Mis aux voix, ce projet de loi est adopté en premier débat par 67 oui et 3 abstentions.
La présidente. Je vous ai expliqué que nous voterions sur les deux amendements pour que ce soit tout à fait clair.
Deuxième débat
Mis aux voix, le titre et le préambule sont adoptés, de même que l'article 2 (alinéas 1, 2 et 3).
La présidente. Nous sommes saisis d'un amendement à l'article 2 alinéa 4: «Cet impôt est affecté pour un montant maximum de 200 000 F à la prévention des pathologies liées aux jeux.»
Mis aux voix, cet amendement est adopté par 40 oui contre 28 non et 1 abstention.
La présidente. Nous allons maintenant procéder au vote de l'amendement proposé par M. Velasco. Monsieur le rapporteur, je vous passe la parole.
M. Alberto Velasco (S), rapporteur de minorité. Le président du département estime que la somme de 200 000 F pourrait convenir.
J'estime, pour ma part, qu'une année entière s'écoulera avant que nous ayons l'occasion de discuter d'un nouveau budget. Je suis prêt à ramener mon amendement à la somme de 500 000 F.
La présidente. Vous modifiez donc votre amendement, Monsieur le rapporteur. Je vais mettre aux voix l'amendement proposé par M. Velasco. Je vous le relis... (Brouhaha.

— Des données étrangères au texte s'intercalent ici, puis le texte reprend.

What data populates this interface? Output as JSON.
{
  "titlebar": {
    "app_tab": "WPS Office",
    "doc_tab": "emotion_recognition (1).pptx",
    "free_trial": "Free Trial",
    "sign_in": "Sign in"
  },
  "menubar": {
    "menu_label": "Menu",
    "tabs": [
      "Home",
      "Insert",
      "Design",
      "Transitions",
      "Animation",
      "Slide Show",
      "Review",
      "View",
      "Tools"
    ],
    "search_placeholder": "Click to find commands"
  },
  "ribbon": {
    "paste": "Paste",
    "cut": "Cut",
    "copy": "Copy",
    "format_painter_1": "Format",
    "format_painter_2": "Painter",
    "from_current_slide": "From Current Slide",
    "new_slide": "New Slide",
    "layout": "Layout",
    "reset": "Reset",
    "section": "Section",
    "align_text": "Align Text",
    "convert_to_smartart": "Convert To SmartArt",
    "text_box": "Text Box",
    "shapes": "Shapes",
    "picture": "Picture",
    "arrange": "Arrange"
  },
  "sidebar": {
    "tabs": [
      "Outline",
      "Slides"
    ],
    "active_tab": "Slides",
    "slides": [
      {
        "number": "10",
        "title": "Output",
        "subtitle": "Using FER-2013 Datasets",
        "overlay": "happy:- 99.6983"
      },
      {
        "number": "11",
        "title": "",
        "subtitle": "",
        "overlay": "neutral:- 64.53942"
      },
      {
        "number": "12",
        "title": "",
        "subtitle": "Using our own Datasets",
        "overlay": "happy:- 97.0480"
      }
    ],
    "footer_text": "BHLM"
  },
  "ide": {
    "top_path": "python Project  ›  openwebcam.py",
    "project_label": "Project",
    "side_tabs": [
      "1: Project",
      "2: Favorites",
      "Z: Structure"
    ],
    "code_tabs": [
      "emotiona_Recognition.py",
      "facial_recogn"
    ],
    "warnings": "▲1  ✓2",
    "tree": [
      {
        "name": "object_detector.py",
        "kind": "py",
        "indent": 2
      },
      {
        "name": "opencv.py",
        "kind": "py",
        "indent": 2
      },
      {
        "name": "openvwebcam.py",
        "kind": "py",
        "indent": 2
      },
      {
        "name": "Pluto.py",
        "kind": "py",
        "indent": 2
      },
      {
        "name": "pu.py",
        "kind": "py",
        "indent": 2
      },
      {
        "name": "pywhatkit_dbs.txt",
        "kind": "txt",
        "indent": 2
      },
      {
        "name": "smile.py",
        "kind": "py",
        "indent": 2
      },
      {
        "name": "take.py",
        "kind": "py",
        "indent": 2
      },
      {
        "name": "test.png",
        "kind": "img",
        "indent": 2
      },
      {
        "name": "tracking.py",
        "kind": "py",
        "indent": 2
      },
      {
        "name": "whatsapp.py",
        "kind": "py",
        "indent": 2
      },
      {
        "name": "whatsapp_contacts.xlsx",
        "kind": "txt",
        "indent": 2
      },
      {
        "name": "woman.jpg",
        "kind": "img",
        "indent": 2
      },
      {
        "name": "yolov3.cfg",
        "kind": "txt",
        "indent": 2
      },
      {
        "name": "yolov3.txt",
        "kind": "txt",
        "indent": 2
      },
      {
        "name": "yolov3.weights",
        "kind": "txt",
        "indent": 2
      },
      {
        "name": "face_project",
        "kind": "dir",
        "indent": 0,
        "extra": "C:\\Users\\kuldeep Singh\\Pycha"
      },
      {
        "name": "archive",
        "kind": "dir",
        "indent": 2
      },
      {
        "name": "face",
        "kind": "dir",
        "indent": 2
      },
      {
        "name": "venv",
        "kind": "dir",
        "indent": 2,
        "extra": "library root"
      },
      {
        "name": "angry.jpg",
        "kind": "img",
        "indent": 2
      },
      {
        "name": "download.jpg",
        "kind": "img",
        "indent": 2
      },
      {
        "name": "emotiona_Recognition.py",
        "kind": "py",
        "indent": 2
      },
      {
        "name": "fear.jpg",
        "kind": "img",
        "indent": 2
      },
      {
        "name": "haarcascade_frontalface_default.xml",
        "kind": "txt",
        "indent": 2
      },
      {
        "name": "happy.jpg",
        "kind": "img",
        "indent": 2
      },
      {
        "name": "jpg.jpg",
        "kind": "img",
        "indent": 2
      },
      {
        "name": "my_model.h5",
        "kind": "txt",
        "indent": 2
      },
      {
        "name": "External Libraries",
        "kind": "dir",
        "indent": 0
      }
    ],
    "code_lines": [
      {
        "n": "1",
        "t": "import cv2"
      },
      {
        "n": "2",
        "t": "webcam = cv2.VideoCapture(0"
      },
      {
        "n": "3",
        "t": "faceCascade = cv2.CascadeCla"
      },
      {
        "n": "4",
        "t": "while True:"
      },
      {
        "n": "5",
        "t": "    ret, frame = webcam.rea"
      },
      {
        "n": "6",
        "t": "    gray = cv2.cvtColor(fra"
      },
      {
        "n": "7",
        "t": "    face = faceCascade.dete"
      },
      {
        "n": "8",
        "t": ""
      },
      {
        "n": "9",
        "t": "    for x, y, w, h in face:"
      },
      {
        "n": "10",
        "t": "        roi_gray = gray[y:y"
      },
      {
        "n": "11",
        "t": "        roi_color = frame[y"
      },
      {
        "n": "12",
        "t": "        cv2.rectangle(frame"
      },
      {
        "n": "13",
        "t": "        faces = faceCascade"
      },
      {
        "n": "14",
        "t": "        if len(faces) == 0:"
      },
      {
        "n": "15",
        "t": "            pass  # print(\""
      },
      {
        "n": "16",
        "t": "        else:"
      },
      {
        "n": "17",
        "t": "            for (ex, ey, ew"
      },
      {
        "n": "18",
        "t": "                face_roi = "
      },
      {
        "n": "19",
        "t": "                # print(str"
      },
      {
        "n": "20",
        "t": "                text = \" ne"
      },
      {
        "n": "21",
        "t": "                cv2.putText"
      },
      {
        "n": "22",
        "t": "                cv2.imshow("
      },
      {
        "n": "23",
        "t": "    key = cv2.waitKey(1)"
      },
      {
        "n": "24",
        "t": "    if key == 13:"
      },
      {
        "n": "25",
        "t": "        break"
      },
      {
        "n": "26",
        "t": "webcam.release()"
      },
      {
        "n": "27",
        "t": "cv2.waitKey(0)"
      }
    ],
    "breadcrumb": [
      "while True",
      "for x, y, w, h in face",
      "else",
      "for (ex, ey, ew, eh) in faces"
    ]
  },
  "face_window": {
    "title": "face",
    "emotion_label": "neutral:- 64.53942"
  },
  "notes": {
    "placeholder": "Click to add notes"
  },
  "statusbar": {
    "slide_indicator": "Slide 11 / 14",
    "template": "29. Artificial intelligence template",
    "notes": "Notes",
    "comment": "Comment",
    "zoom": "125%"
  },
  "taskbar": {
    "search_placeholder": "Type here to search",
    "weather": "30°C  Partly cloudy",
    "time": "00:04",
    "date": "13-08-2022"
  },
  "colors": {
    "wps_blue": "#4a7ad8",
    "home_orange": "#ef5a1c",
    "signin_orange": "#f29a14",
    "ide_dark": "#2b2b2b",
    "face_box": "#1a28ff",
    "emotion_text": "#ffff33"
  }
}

La présidente agite la cloche.)...si vous voulez écouter l'explication, faites un peu de silence ! Donc article 2 alinéa 4 (nouvelle teneur) proposé par M. Velasco: «Cet impôt est affecté pour un montant maximum de 500 000 F à la prévention des pathologies liées aux jeux.»
Mis aux voix, cet amendement est rejeté par 43 non contre 31 oui.
Mis aux voix, l'article 2 ainsi amendé est adopté, de même que l'article 4.
Mis aux voix, l'article 1 (souligné) est adopté, de même que les articles 2 et 3 (soulignés).
Troisième débat
La loi 9391 est adoptée article par article en troisième débat.
Mise aux voix, la loi 9391 est adoptée en troisième débat dans son ensemble par 56 oui contre 5 non et 13 abstentions.